# What should me loft have???



## Guest (Dec 14, 2008)

Hi,
After doing some work a guys house who had near 70 pigeons I am now keen to build a loft and get a few for my self.
I am just wondering what the essential building design should have it. Ie should it get a lot of sun or dose that not matter, how many sides should be open, etc etc
Thanks A lot in advance
tom


----------



## spirit wings (Mar 29, 2008)

tgmartin said:


> Hi,
> After doing some work a guys house who had near 70 pigeons I am now keen to build a loft and get a few for my self.
> I am just wondering what the essential building design should have it.
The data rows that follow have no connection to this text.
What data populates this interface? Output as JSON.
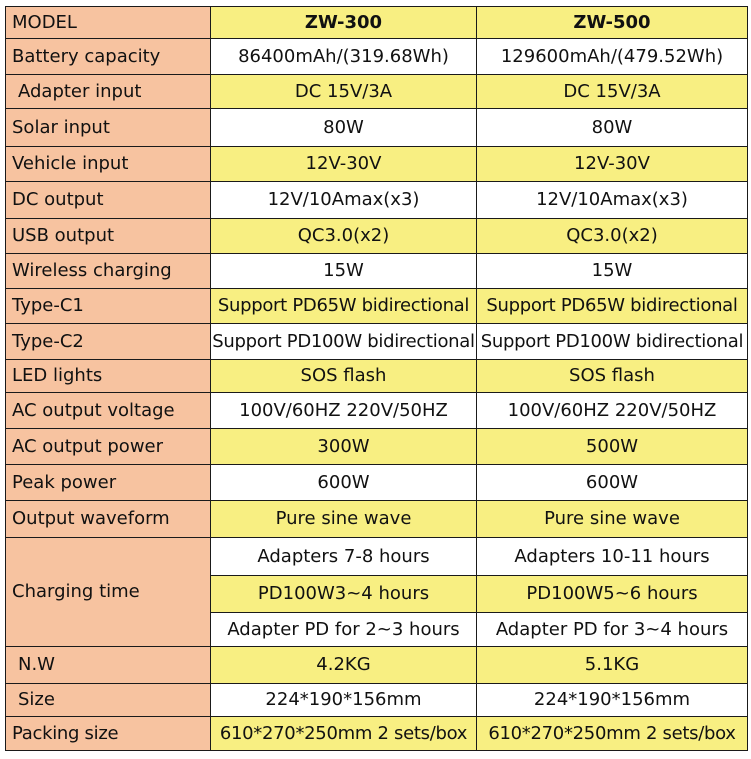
{
  "table": {
    "header": {
      "label": "MODEL",
      "col1": "ZW-300",
      "col2": "ZW-500"
    },
    "rows": [
      {
        "label": "Battery capacity",
        "v1": "86400mAh/(319.68Wh)",
        "v2": "129600mAh/(479.52Wh)"
      },
      {
        "label": "Adapter input",
        "v1": "DC  15V/3A",
        "v2": "DC  15V/3A"
      },
      {
        "label": "Solar input",
        "v1": "80W",
        "v2": "80W"
      },
      {
        "label": "Vehicle input",
        "v1": "12V-30V",
        "v2": "12V-30V"
      },
      {
        "label": "DC output",
        "v1": "12V/10Amax(x3)",
        "v2": "12V/10Amax(x3)"
      },
      {
        "label": "USB output",
        "v1": "QC3.0(x2)",
        "v2": "QC3.0(x2)"
      },
      {
        "label": "Wireless charging",
        "v1": "15W",
        "v2": "15W"
      },
      {
        "label": "Type-C1",
        "v1": "Support PD65W bidirectional",
        "v2": "Support PD65W bidirectional"
      },
      {
        "label": "Type-C2",
        "v1": "Support PD100W bidirectional",
        "v2": "Support PD100W bidirectional"
      },
      {
        "label": "LED lights",
        "v1": "SOS flash",
        "v2": "SOS flash"
      },
      {
        "label": "AC output voltage",
        "v1": "100V/60HZ  220V/50HZ",
        "v2": "100V/60HZ  220V/50HZ"
      },
      {
        "label": "AC output power",
        "v1": "300W",
        "v2": "500W"
      },
      {
        "label": "Peak power",
        "v1": "600W",
        "v2": "600W"
      },
      {
        "label": "Output waveform",
        "v1": "Pure sine wave",
        "v2": "Pure sine wave"
      }
    ],
    "charging": {
      "label": "Charging time",
      "lines": [
        {
          "v1": "Adapters 7-8 hours",
          "v2": "Adapters 10-11 hours"
        },
        {
          "v1": "PD100W3~4 hours",
          "v2": "PD100W5~6 hours"
        },
        {
          "v1": "Adapter PD for 2~3 hours",
          "v2": "Adapter PD for 3~4 hours"
        }
      ]
    },
    "tail": [
      {
        "label": "N.W",
        "v1": "4.2KG",
        "v2": "5.1KG"
      },
      {
        "label": "Size",
        "v1": "224*190*156mm",
        "v2": "224*190*156mm"
      },
      {
        "label": "Packing size",
        "v1": "610*270*250mm  2 sets/box",
        "v2": "610*270*250mm  2 sets/box"
      }
    ]
  }
}
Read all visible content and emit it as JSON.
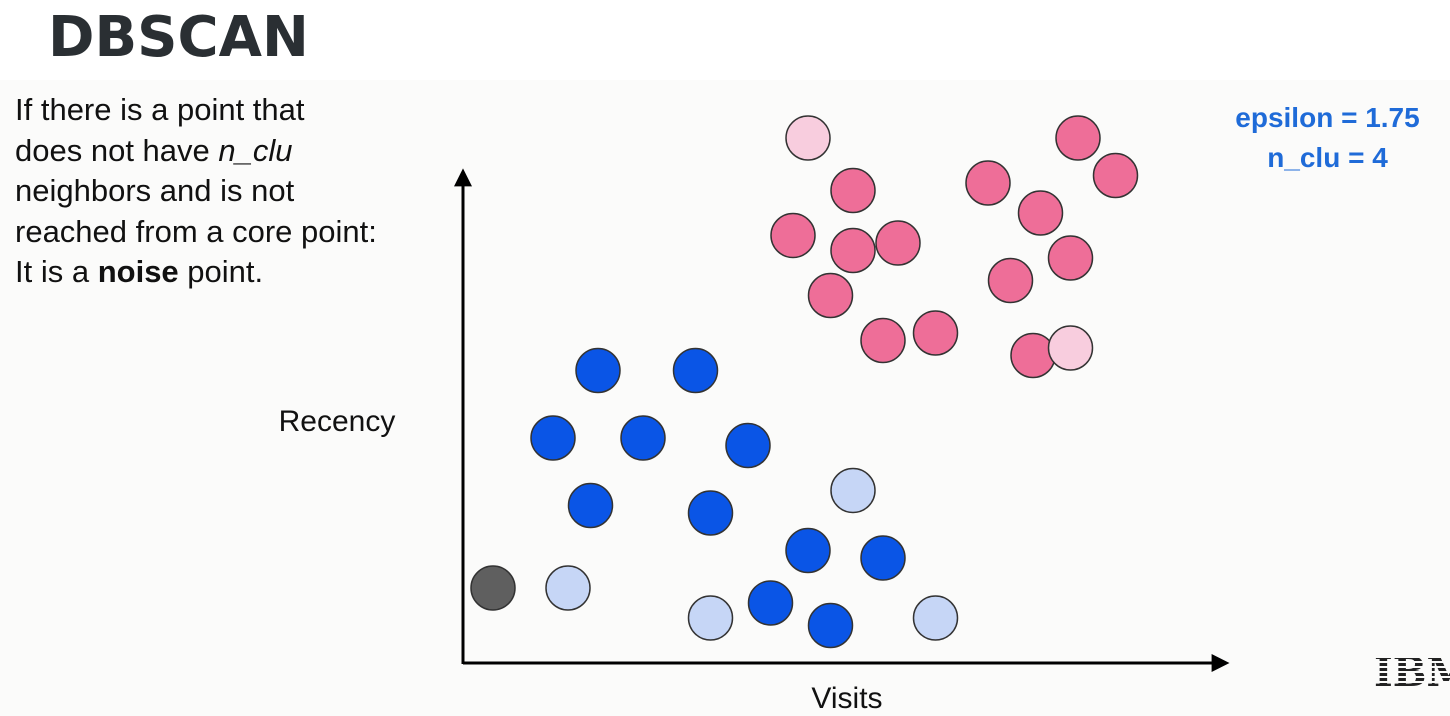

Ie should it get a lot of sun or dose that not matter, how many sides should be open, etc etc
> Thanks A lot in advance
> tom


I would build it big enough for the TOTAL amount of pigeons you want to keep. have aviaries so they can get some fresh air and sunshine, face the aviaries to the south, use 1/2 or 1/4 inch hardware cloth(wire), be sure you can close the loft up at night so no wind or drafts and critters can get in. have it off the ground to stay dry. if you are keeping homers you will want a landing board and trap door which a removable cage sits on the landing board to settle the young and teach to go in the trap door . you can have this off to the side or I just use the roof of my aviaries for the landing board, there is a good pic of this on Lovebirds website http://lovebirdsloft.homestead.com/page1.html

it is nice to have three sections if you plan to breed, one for flyers one for breeding and one for young birds. you can seperate the sexes also. I would have a wood floor. depends on what breed and what you want to do with the birds too, so keep that in mind, having it so no mice rats or snakes can get in is important, and the nest boxes need to be big enough for two nests and babies. also more perches than you have birds....


----------



## james fillbrook (Jan 2, 2009)

the ay i did it was too use a old garden shed ans bulid a avery on the side of it


----------